The outlet ranked Alexandria 26th, based on “things that matter most to people: economic opportunities, quality of life, diversity, and where the best futures lie.”
Alexandria regularly tops national quality-of-life lists—this week Conde Nast Traveler named it one of the top five best small cities for the fifth year in a row—but Money’s accolade recognizes the economic opportunities the City has seen multiply since its successful collaboration with the rest of Northern Virginia to bring Amazon’s HQ2 to neighboring Arlington, Va., and the Virginia Tech Innovation Campus to Alexandria. Arlington was also recognized by Money.
The ranking described Alexandria as an “economic behemoth” and highlighted two other major development projects: Inova’s state-of-the-art hospital and cancer center at the site of the former Landmark Mall and the transformation of a former coal-burning plant to a vibrant live-work-play destination along the water at the northernmost part of Old Town.
“We are proud to be named one of Money’s Top 50 Best Places to live in the United States. As this year’s criteria show, ultra-high quality of life is synonymous with an amazing business climate and the presence of companies that work for and with the talented, educated, and engaged people who live and work in a community,” said Stephanie Landrum, president and CEO of the Alexandria Economic Development Partnership, which leads the City’s business retention, recruitment, and redevelopment efforts.
“AEDP is delighted that Money has recognized how successful that community-focused combination is in Alexandria, and we’d be happy to speak to any entrepreneur or executive who feels the same and wants to explore our City for their company growth,” said Landrum.

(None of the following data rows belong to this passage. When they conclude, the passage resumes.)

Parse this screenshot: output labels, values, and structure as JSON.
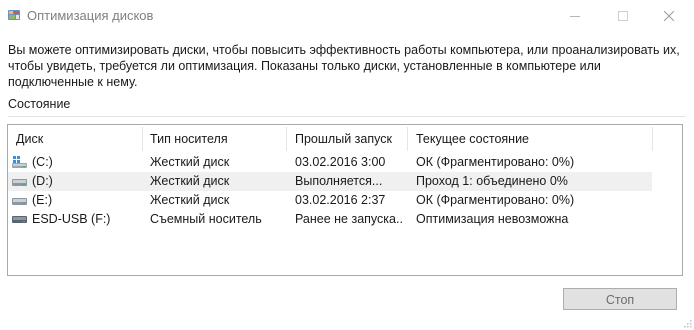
{
  "window": {
    "title": "Оптимизация дисков",
    "icon": "defrag-app-icon",
    "controls": [
      "minimize-icon",
      "maximize-icon",
      "close-icon"
    ]
  },
  "description": "Вы можете оптимизировать диски, чтобы повысить эффективность работы  компьютера, или проанализировать их, чтобы увидеть, требуется ли оптимизация. Показаны только диски, установленные в компьютере или подключенные к нему.",
  "status": {
    "label": "Состояние"
  },
  "table": {
    "columns": [
      "Диск",
      "Тип носителя",
      "Прошлый запуск",
      "Текущее состояние"
    ],
    "rows": [
      {
        "icon": "system-drive-icon",
        "drive": "(C:)",
        "media": "Жесткий диск",
        "last_run": "03.02.2016 3:00",
        "status": "ОК (Фрагментировано: 0%)",
        "selected": false
      },
      {
        "icon": "hard-drive-icon",
        "drive": "(D:)",
        "media": "Жесткий диск",
        "last_run": "Выполняется...",
        "status": "Проход 1: объединено 0%",
        "selected": true
      },
      {
        "icon": "hard-drive-icon",
        "drive": "(E:)",
        "media": "Жесткий диск",
        "last_run": "03.02.2016 2:37",
        "status": "ОК (Фрагментировано: 0%)",
        "selected": false
      },
      {
        "icon": "usb-drive-icon",
        "drive": "ESD-USB (F:)",
        "media": "Съемный носитель",
        "last_run": "Ранее не запуска...",
        "status": "Оптимизация невозможна",
        "selected": false
      }
    ]
  },
  "buttons": {
    "stop": "Стоп"
  },
  "colors": {
    "selected_row": "#f0f0f0",
    "border": "#a9a9a9",
    "button_bg": "#e1e1e1",
    "title_text": "#808080"
  }
}
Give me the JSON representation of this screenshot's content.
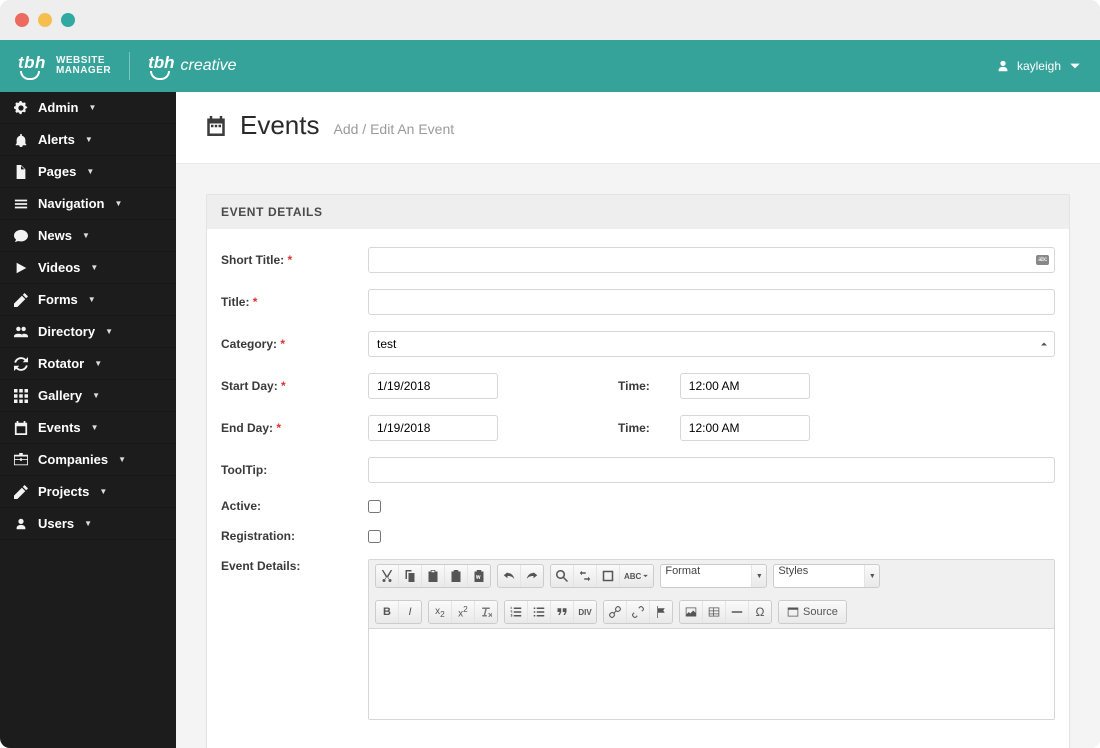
{
  "os": {
    "buttons": [
      "close",
      "minimize",
      "zoom"
    ]
  },
  "brand": {
    "mark": "tbh",
    "name_line1": "WEBSITE",
    "name_line2": "MANAGER",
    "secondary": "tbhcreative"
  },
  "user": {
    "name": "kayleigh"
  },
  "sidebar": {
    "items": [
      {
        "icon": "gear-icon",
        "label": "Admin"
      },
      {
        "icon": "bell-icon",
        "label": "Alerts"
      },
      {
        "icon": "file-icon",
        "label": "Pages"
      },
      {
        "icon": "bars-icon",
        "label": "Navigation"
      },
      {
        "icon": "chat-icon",
        "label": "News"
      },
      {
        "icon": "play-icon",
        "label": "Videos"
      },
      {
        "icon": "pencil-icon",
        "label": "Forms"
      },
      {
        "icon": "people-icon",
        "label": "Directory"
      },
      {
        "icon": "refresh-icon",
        "label": "Rotator"
      },
      {
        "icon": "grid-icon",
        "label": "Gallery"
      },
      {
        "icon": "calendar-icon",
        "label": "Events"
      },
      {
        "icon": "briefcase-icon",
        "label": "Companies"
      },
      {
        "icon": "pencil-icon",
        "label": "Projects"
      },
      {
        "icon": "user-icon",
        "label": "Users"
      }
    ]
  },
  "page": {
    "title": "Events",
    "subtitle": "Add / Edit An Event"
  },
  "panel": {
    "title": "EVENT DETAILS"
  },
  "form": {
    "short_title": {
      "label": "Short Title:",
      "value": ""
    },
    "title": {
      "label": "Title:",
      "value": ""
    },
    "category": {
      "label": "Category:",
      "value": "test"
    },
    "start_day": {
      "label": "Start Day:",
      "value": "1/19/2018",
      "time_label": "Time:",
      "time_value": "12:00 AM"
    },
    "end_day": {
      "label": "End Day:",
      "value": "1/19/2018",
      "time_label": "Time:",
      "time_value": "12:00 AM"
    },
    "tooltip": {
      "label": "ToolTip:",
      "value": ""
    },
    "active": {
      "label": "Active:",
      "checked": false
    },
    "registration": {
      "label": "Registration:",
      "checked": false
    },
    "details": {
      "label": "Event Details:"
    }
  },
  "rte": {
    "format_label": "Format",
    "styles_label": "Styles",
    "source_label": "Source"
  }
}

Directly across the river from Washington, D.C., Alexandria is well known as a tourist destination for its waterfront and historic character, including landmarks like Gadsby’s Tavern, an 18th-century tavern and hotel that once hosted George Washington and Thomas Jefferson, as well as the Torpedo Factory Arts Center, a former munitions plant that now opens artist studios to the community. The article also highlights the City’s commitment to reckoning with its racial past and minority-owned businesses such as the Manumission Tour Company, which leads visitors through cultural heritage tours in Old Town.